Volunteering can be the single most rewarding thing you can do, however there are many things to consider when volunteering abroad that can affect both your experience and the lives of those you are there to help.
This is the second in my series of three blog posts in partnership with the Government (HMG) and NCVO (National Council for Voluntary Organisations) to help you volunteer with migrants and refugees the right way.
It’s not known how many people from the UK have volunteered in migrant camps, but we can guess it is quite high and if you’re reading this post you might be considering becoming one of them. If you are, below are my top tips to think about before and during your volunteer placement to ensure the safety of yourself and those you volunteer with.
1. Volunteer with a reputable organisation
It often causes more harm than good to just turn up and see where help is needed. You might end up getting in the way of those who are helping through an organised programme or even give the wrong, and potentially damaging, advice to those in need.
It is always better to volunteer through an organisation who understands the area and people you are volunteering with and can help train and prepare you for your role. I’ll talk more about choosing an organisation to volunteer with in the final post in this series.
2. Think about the advice you give to others
Make sure you speak to the organisation you are volunteering with to understand what you should and should not advise the vulnerable people you are volunteering with.
You can easily influence the behaviour and understanding of refugees and migrants without even realising. For example, any travel advice for them will be very different from your average traveller or tourist, as they will have less legitimate options available to them. Be careful what advice you give. There is some useful information on this on the NCVO website and in their downloadable factsheet.
3. Understand the ways in which migrants and refugees can be exploited
Migrants and refugees are often exploited because of their desperation to get somewhere, but what could seem like a travel agent could be a criminal network and could end in migrants or refugees being exploited for money, work or sex.
Understanding the different ways people traffickers and smugglers work can help make sure you don’t unintentionally put migrants and refugees in the path of criminals involved in organised immigration crime.
It’s also important to be aware of the different ways people smuggling and trafficking work so you can report anything that looks untoward to the relevant people in charge.
There is lots of information on this on the NCVO website.
4. Follow the laws and customs of the country you are in
It might seem obvious but understanding the laws and culture of the country you are volunteering in can go a long way to setting you off on the right foot when volunteering. Whether it is making sure you dress appropriately and understand a few key sayings and basic customs, or understanding how people can lawfully migrate from one place to another and how the authorities and police operate.
5. Get the right insurance before you leave
You will want to check that your travel insurance covers the activities you are doing. Check with the organisation you are volunteering with and they can probably give advice on the best types of insurance to get.
6. Share information with your group
Blogger Gail Aguiar volunteers in a migrant detention camp in Portugal and shared some of her tips on volunteering safely with refugees or migrants. Gail says regular briefings with the other volunteers and charity leaders can help immensely with the day to day pressures, changes and problems you or those you are volunteering with may face.
If you think something is wrong then share it with the relevant people and keep note of anything that seems odd to you.
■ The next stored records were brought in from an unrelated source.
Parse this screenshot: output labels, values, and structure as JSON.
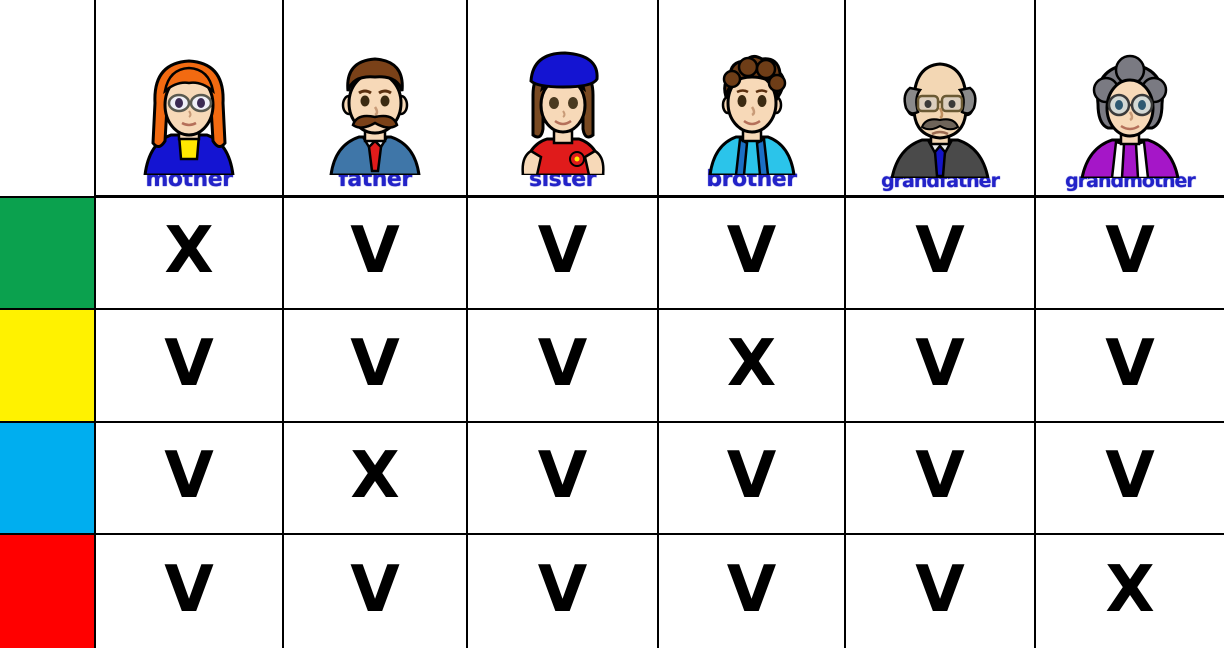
{
  "table": {
    "columns": [
      {
        "key": "rowcolor",
        "label": ""
      },
      {
        "key": "mother",
        "label": "mother",
        "icon": "mother-portrait-icon"
      },
      {
        "key": "father",
        "label": "father",
        "icon": "father-portrait-icon"
      },
      {
        "key": "sister",
        "label": "sister",
        "icon": "sister-portrait-icon"
      },
      {
        "key": "brother",
        "label": "brother",
        "icon": "brother-portrait-icon"
      },
      {
        "key": "grandfather",
        "label": "grandfather",
        "icon": "grandfather-portrait-icon"
      },
      {
        "key": "grandmother",
        "label": "grandmother",
        "icon": "grandmother-portrait-icon"
      }
    ],
    "rows": [
      {
        "color": "#0BA14E",
        "color_name": "green",
        "marks": [
          "X",
          "V",
          "V",
          "V",
          "V",
          "V"
        ]
      },
      {
        "color": "#FFF200",
        "color_name": "yellow",
        "marks": [
          "V",
          "V",
          "V",
          "X",
          "V",
          "V"
        ]
      },
      {
        "color": "#00AEEF",
        "color_name": "cyan",
        "marks": [
          "V",
          "X",
          "V",
          "V",
          "V",
          "V"
        ]
      },
      {
        "color": "#FF0000",
        "color_name": "red",
        "marks": [
          "V",
          "V",
          "V",
          "V",
          "V",
          "X"
        ]
      }
    ]
  },
  "marks": {
    "yes": "V",
    "no": "X"
  },
  "colors": {
    "label_blue": "#2323c8",
    "grid_line": "#000000",
    "row_green": "#0BA14E",
    "row_yellow": "#FFF200",
    "row_cyan": "#00AEEF",
    "row_red": "#FF0000"
  }
}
Don’t be afraid to ask your volunteer leaders questions to make sure you understand what is going on and to stay updated on any changes that might be happening.
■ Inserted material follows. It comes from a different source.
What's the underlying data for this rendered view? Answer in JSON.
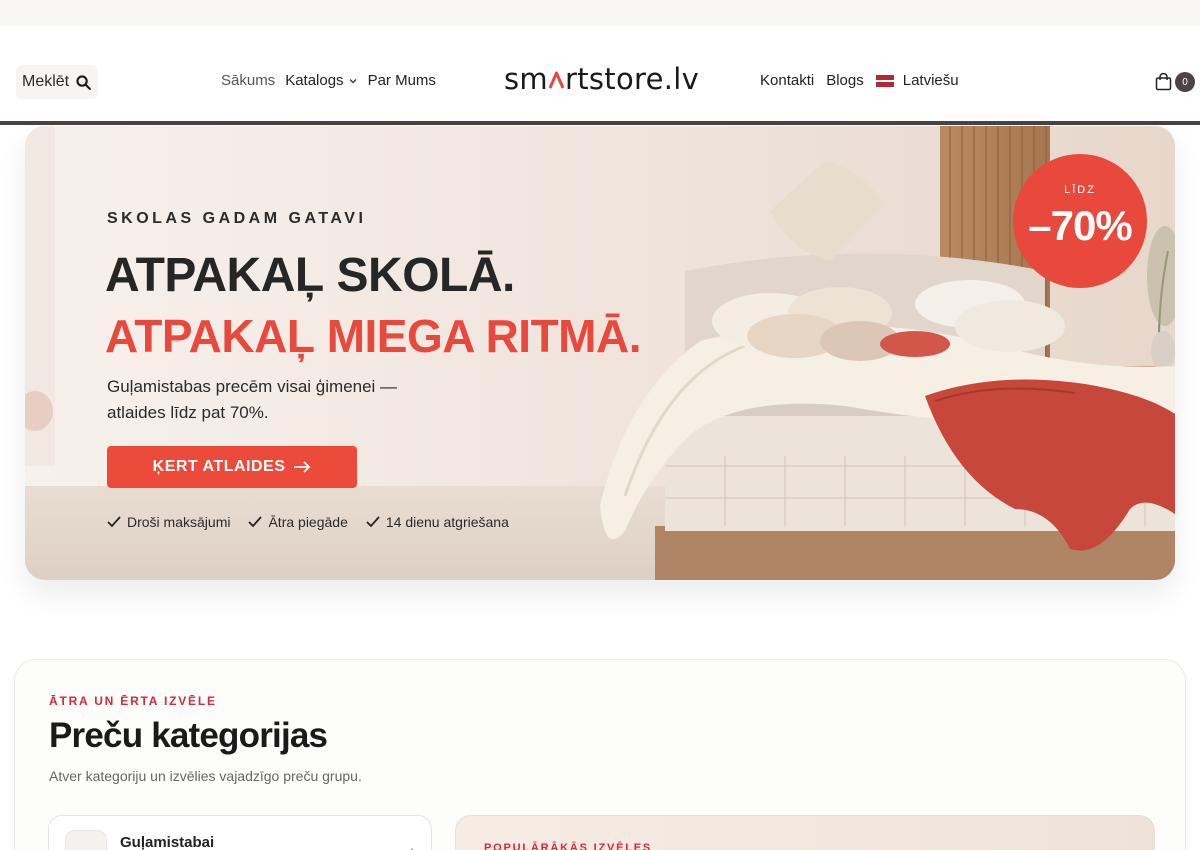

7. Understand the boundaries of privacy
The people you are volunteering with could have gone through some of the worst experiences imaginable. They may be fleeing persecution and not want their identity or location to be disclosed. They should have final say in what you share. Appreciate their privacy, whilst being there to listen if they need it, and share their stories if they want it.
It is not ok to take photos of refugees or migrants. They are classed as vulnerable people and so you should always ask for their permission if you need to take photos or, in the case of young people, the permission of a parent or caregiver.
The organisation you volunteer with will be able to give you clearer guidance on what you should and shouldn’t do or ask when with the migrants or refugees.
It can be quite a scary topic talking about the safety of yourself and those you are volunteering with, but listening to the organisations you volunteer with, following guidance and using common sense will prepare you to best respond in challenging environments.